Et Franco, une fois au pouvoir, fera ce qu’il faut pour le garder le plus longtemps possible :

Depuis le 19 avril 1937 avait été promulgué le décret d’Unification, véritable anti-coup d’Etat (comme l’appela Ridruejo des années plus tard) par lequel toutes les forces politiques qui s’étaient ralliées au soulèvement se voyaient intégrées à un seul et même parti sous le commandement de Généralissime, la vieille garde de la Phalange pouvait commencer à soupçonner que la révolution fasciste dont elle avait rêvé n’allait jamais advenir. De fait, lecoktail expéditif qui lui tenait lieu de doctrine allait finalement se diluer en une soupe pudibonde, prévisible et conservatrice — car s’y mêlaient, en un amalgame brillant, démagogique et improbable, la préservation de certaines valeurs traditionnelles et l’urgence de changements profonds dans la structure économique et sociale du pays, la terreur des classes moyennes face à la révolution prolétarienne et un irrationalisme vitaliste d’origine nietzschéenne qui, contre le « vivere cauto » bourgeois, défendait le « vivere pericoloso » romantique.
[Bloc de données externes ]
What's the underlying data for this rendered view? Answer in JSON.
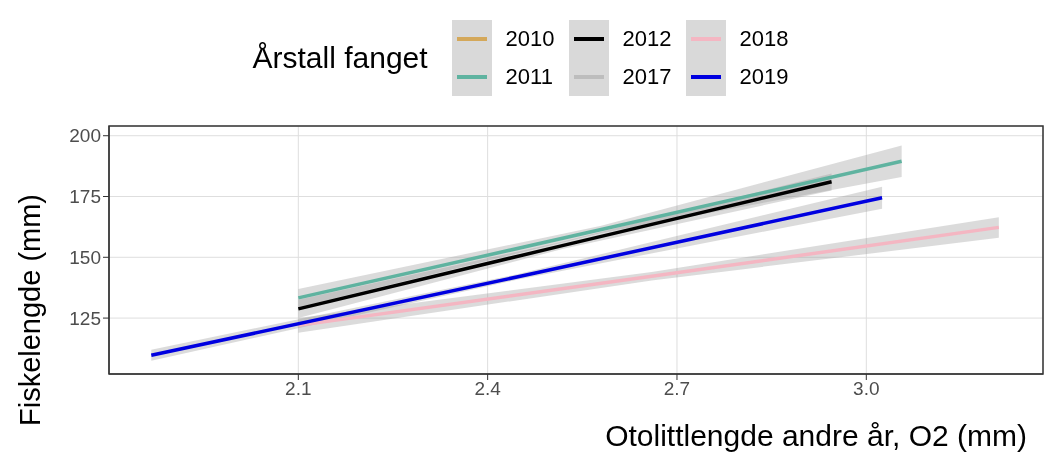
{
  "chart_data": {
    "type": "line",
    "xlabel": "Otolittlengde andre år, O2 (mm)",
    "ylabel": "Fiskelengde (mm)",
    "legend_title": "Årstall fanget",
    "xlim": [
      1.8,
      3.28
    ],
    "xticks": [
      2.1,
      2.4,
      2.7,
      {
        "value": 3,
        "label": "3.0"
      }
    ],
    "ylim": [
      102,
      204
    ],
    "yticks": [
      125,
      150,
      175,
      200
    ],
    "grid": true,
    "legend": "top",
    "line_style": "solid",
    "marker": "none",
    "series": [
      {
        "name": "2010",
        "color": "#d4a85a"
      },
      {
        "name": "2011",
        "color": "#5fb3a0",
        "x": [
          2.1,
          2.58,
          3.056
        ],
        "values": [
          133.3,
          161.4,
          189.5
        ],
        "lower": [
          129.5,
          160,
          183
        ],
        "upper": [
          137,
          163,
          196
        ]
      },
      {
        "name": "2012",
        "color": "#000000",
        "x": [
          2.1,
          2.52,
          2.945
        ],
        "values": [
          128.8,
          154.9,
          181.1
        ],
        "lower": [
          125,
          153.5,
          177.5
        ],
        "upper": [
          132.5,
          156.5,
          184.5
        ]
      },
      {
        "name": "2017",
        "color": "#bdbdbd"
      },
      {
        "name": "2018",
        "color": "#f4b6c2",
        "x": [
          2.1,
          2.66,
          3.21
        ],
        "values": [
          122,
          142.2,
          162.3
        ],
        "lower": [
          119,
          140.5,
          158
        ],
        "upper": [
          125,
          144,
          166.5
        ]
      },
      {
        "name": "2019",
        "color": "#0000e0",
        "x": [
          1.867,
          2.45,
          3.025
        ],
        "values": [
          109.7,
          142.1,
          174.5
        ],
        "lower": [
          107.5,
          141,
          170
        ],
        "upper": [
          112,
          143.2,
          179
        ]
      }
    ]
  }
}
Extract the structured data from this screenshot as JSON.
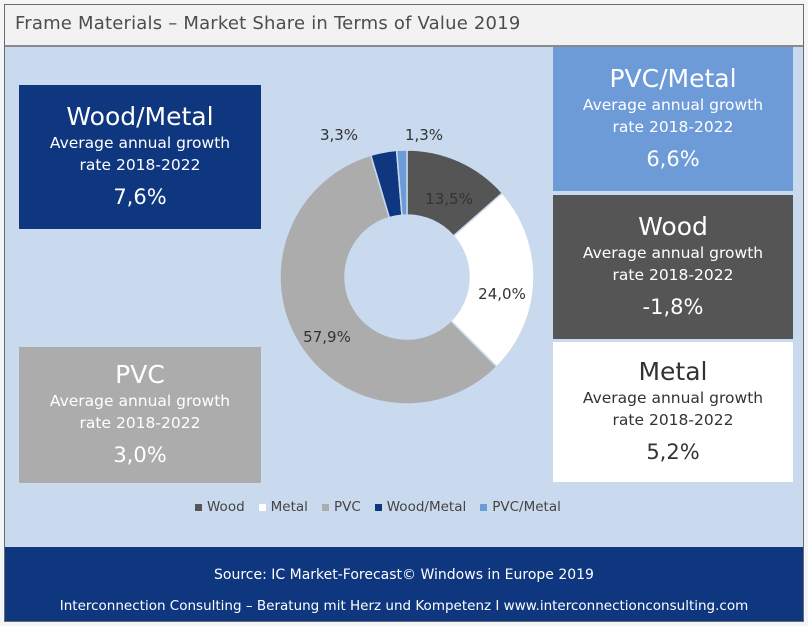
{
  "header": {
    "title": "Frame Materials – Market Share in Terms of Value 2019"
  },
  "chart_data": {
    "type": "pie",
    "title": "Frame Materials – Market Share in Terms of Value 2019",
    "categories": [
      "Wood",
      "Metal",
      "PVC",
      "Wood/Metal",
      "PVC/Metal"
    ],
    "values": [
      13.5,
      24.0,
      57.9,
      3.3,
      1.3
    ],
    "labels": [
      "13,5%",
      "24,0%",
      "57,9%",
      "3,3%",
      "1,3%"
    ],
    "colors": [
      "#555555",
      "#ffffff",
      "#acacac",
      "#0f3780",
      "#6d9bd8"
    ],
    "legend_position": "bottom",
    "donut": true
  },
  "growth_boxes": {
    "wood_metal": {
      "name": "Wood/Metal",
      "desc1": "Average annual growth",
      "desc2": "rate 2018-2022",
      "value": "7,6%"
    },
    "pvc_metal": {
      "name": "PVC/Metal",
      "desc1": "Average annual growth",
      "desc2": "rate 2018-2022",
      "value": "6,6%"
    },
    "wood": {
      "name": "Wood",
      "desc1": "Average annual growth",
      "desc2": "rate 2018-2022",
      "value": "-1,8%"
    },
    "metal": {
      "name": "Metal",
      "desc1": "Average annual growth",
      "desc2": "rate 2018-2022",
      "value": "5,2%"
    },
    "pvc": {
      "name": "PVC",
      "desc1": "Average annual growth",
      "desc2": "rate 2018-2022",
      "value": "3,0%"
    }
  },
  "footer": {
    "source": "Source: IC Market-Forecast© Windows in Europe 2019",
    "credit": "Interconnection Consulting – Beratung mit Herz und Kompetenz  I  www.interconnectionconsulting.com"
  }
}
Puis l’auteur se lancera à la recherche de ces républicains qui passèrent la frontière française pour se retrouver dans un camp entouré de barbelés sur la plage d’Argelès. Vite engagés dans la légion étrangère, ils repartent pour une autre guerre… De l’Afrique du Nord au Tchad (à pied, aller-retour), puis à Londres et le débarquement en Normandie… avec la colonne Leclerc, ils seront parmi les premiers à entrer dans Paris. Pour enfin finir la guerre en Allemagne et en Autriche.

Et peu importe s’il retrouve ce fameux soldat… Ceux qu’il va croiser lui permettront de finir superbement son roman.

Javier Cercas est né en 1966. Diplômé de philologie, professeur de littérature espagnole, et marqué très tôt par Jorge Luis Borges, c’est ce livre qui le révèlera au grand public. Une adaptation au cinéma a été faite : « Soldados de salamina » par David Trueba.